Il gaì: la lingua segreta dei pastori
Un mondo popolato da uomini solitari, abituati a stare lontani dai centri abitati, a vivere con poco, ai lunghi spostamenti con le loro greggi tra le pianure lombarde e i monti delle valli bergamasche ma anche della più lontana Valsesia: questa è la corporazione che nei secoli ha dato vita al gaì, un linguaggio poco parlato e molto recitato, un frasario tramandato di padre in figlio, di pastore in pastore. Difficile definirlo dialetto, è una raccolta di formule legate ai mestieri degli alpeggi e delle stalle, risultato della stratificazione di parole ed espressioni derivate da lingue antiche, come il gaelico e il latino, da lingue straniere apprese nei luoghi della pastorizia transumante, da vocaboli dialettali e da voci di carattere gergale. Spesso solitari e taciturni, la comunicazione dei pastori era fatta di ammiccamenti, cenni col capo, fischi e movimenti del bastone. I dialoghi erano costruiti con frasi stringate, metafore e paragoni intercalati da silenzi. Una sorta di codice segreto noto ai soli membri della categoria. Naturalmente oggetto dei dialoghi era soprattutto il lavoro, così sono arrivate sino a noi espressioni quali: trapelà col timignol o balcunà la tacola sciaìna, ovvero “andare col gregge” e “osservare la pecora gravida”. Ed è bene sapere che il gaì si definisce la slacadùra di tacolér (la lingua dei pastori) che riguarda tutta l’area alpina del nord Italia, della Svizzera, della bassa Savoia e del Südtirol, accomunando tra loro tutti i pastori.

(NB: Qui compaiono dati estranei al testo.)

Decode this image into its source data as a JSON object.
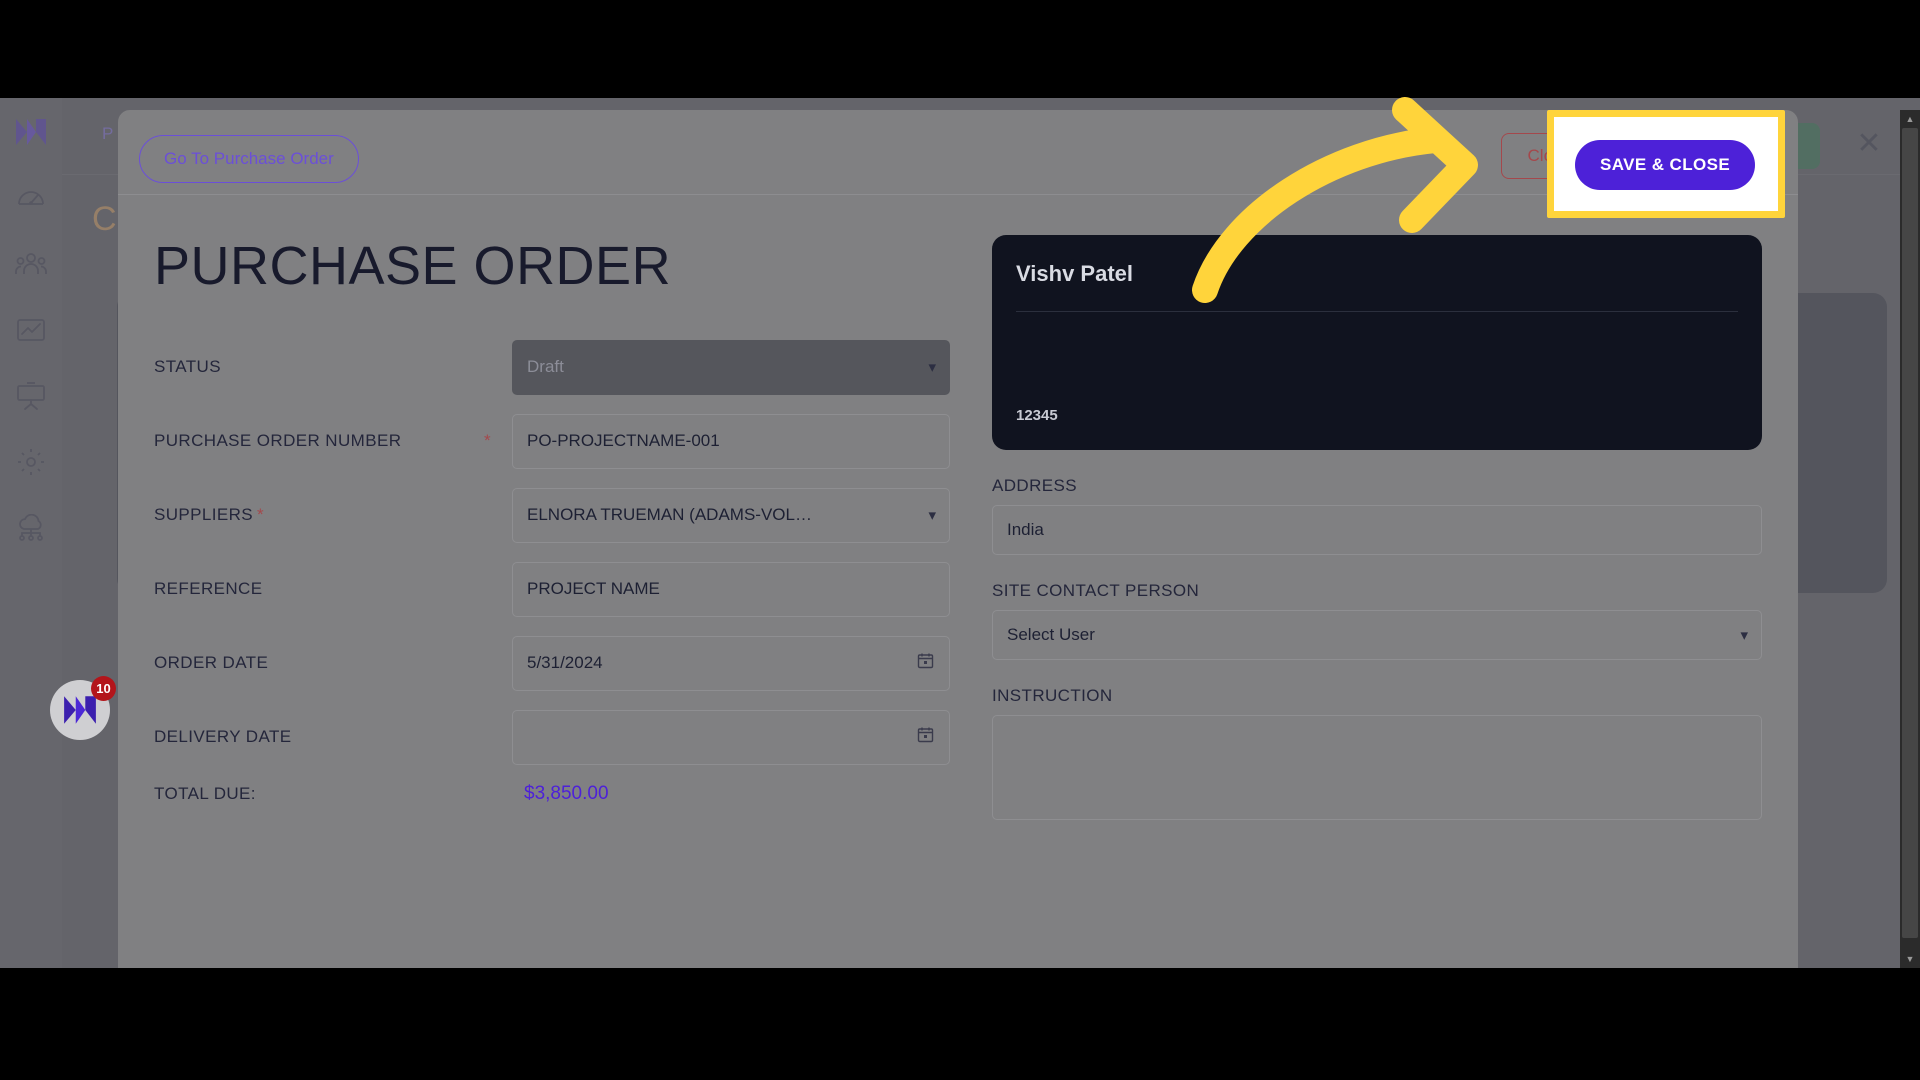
{
  "sidebar": {
    "items": [
      {
        "name": "logo",
        "icon": "brand-m-logo"
      },
      {
        "name": "dashboard",
        "icon": "speedometer-icon"
      },
      {
        "name": "team",
        "icon": "people-group-icon"
      },
      {
        "name": "analytics",
        "icon": "line-chart-icon"
      },
      {
        "name": "presentation",
        "icon": "presentation-board-icon"
      },
      {
        "name": "settings",
        "icon": "gear-icon"
      },
      {
        "name": "cloud",
        "icon": "cloud-network-icon"
      }
    ],
    "expander_glyph": "›"
  },
  "chat_bubble": {
    "badge_count": "10",
    "icon": "brand-m-logo"
  },
  "background": {
    "breadcrumb": "P",
    "title": "C",
    "close_icon": "✕"
  },
  "modal": {
    "header": {
      "go_to_purchase_order": "Go To Purchase Order",
      "close": "Close",
      "save_and_close": "SAVE & CLOSE"
    },
    "title": "PURCHASE ORDER",
    "fields": [
      {
        "label": "STATUS",
        "required": false,
        "type": "select",
        "value": "Draft",
        "disabled": true
      },
      {
        "label": "PURCHASE ORDER NUMBER",
        "required": true,
        "required_marker": "*",
        "type": "text",
        "value": "PO-PROJECTNAME-001"
      },
      {
        "label": "SUPPLIERS",
        "required": true,
        "required_marker": "*",
        "inline_marker": true,
        "type": "select",
        "value": "ELNORA TRUEMAN (ADAMS-VOL…"
      },
      {
        "label": "REFERENCE",
        "required": false,
        "type": "text",
        "value": "PROJECT NAME"
      },
      {
        "label": "ORDER DATE",
        "required": false,
        "type": "date",
        "value": "5/31/2024"
      },
      {
        "label": "DELIVERY DATE",
        "required": false,
        "type": "date",
        "value": ""
      }
    ],
    "total": {
      "label": "TOTAL DUE:",
      "value": "$3,850.00"
    },
    "supplier_card": {
      "name": "Vishv Patel",
      "number": "12345"
    },
    "right_fields": [
      {
        "label": "ADDRESS",
        "type": "text",
        "value": "India"
      },
      {
        "label": "SITE CONTACT PERSON",
        "type": "select",
        "value": "Select User"
      },
      {
        "label": "INSTRUCTION",
        "type": "textarea",
        "value": ""
      }
    ]
  },
  "annotation": {
    "arrow": "curved-arrow-right",
    "highlight_target": "SAVE & CLOSE"
  },
  "colors": {
    "accent_purple": "#4d21d8",
    "link_purple": "#6b4fd8",
    "danger_red": "#a4484c",
    "highlight_yellow": "#ffd43b",
    "card_dark": "#10131f"
  }
}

Uno studio approfondito su questa antica lingua è raccolto nell’Antologia Gaì delle Valli Bergamasche e della Valle Camonica, di Giacomo Goldaniga, storico di Piamborno.
È ancora attuale questo codice linguistico? Purtroppo la risposta è negativa, è difficile sentirlo utilizzare nella forma storicamente tramandata: i pastori di oggi in genere non sono più i proprietari delle greggi e, invece dei loro figli, hanno collaboratori provenienti dall’est Europa o dal nord Africa, che, logicamente, alla parlata locale sovrappongono e mescolano lingue e dialetti dei loro Paesi di origine.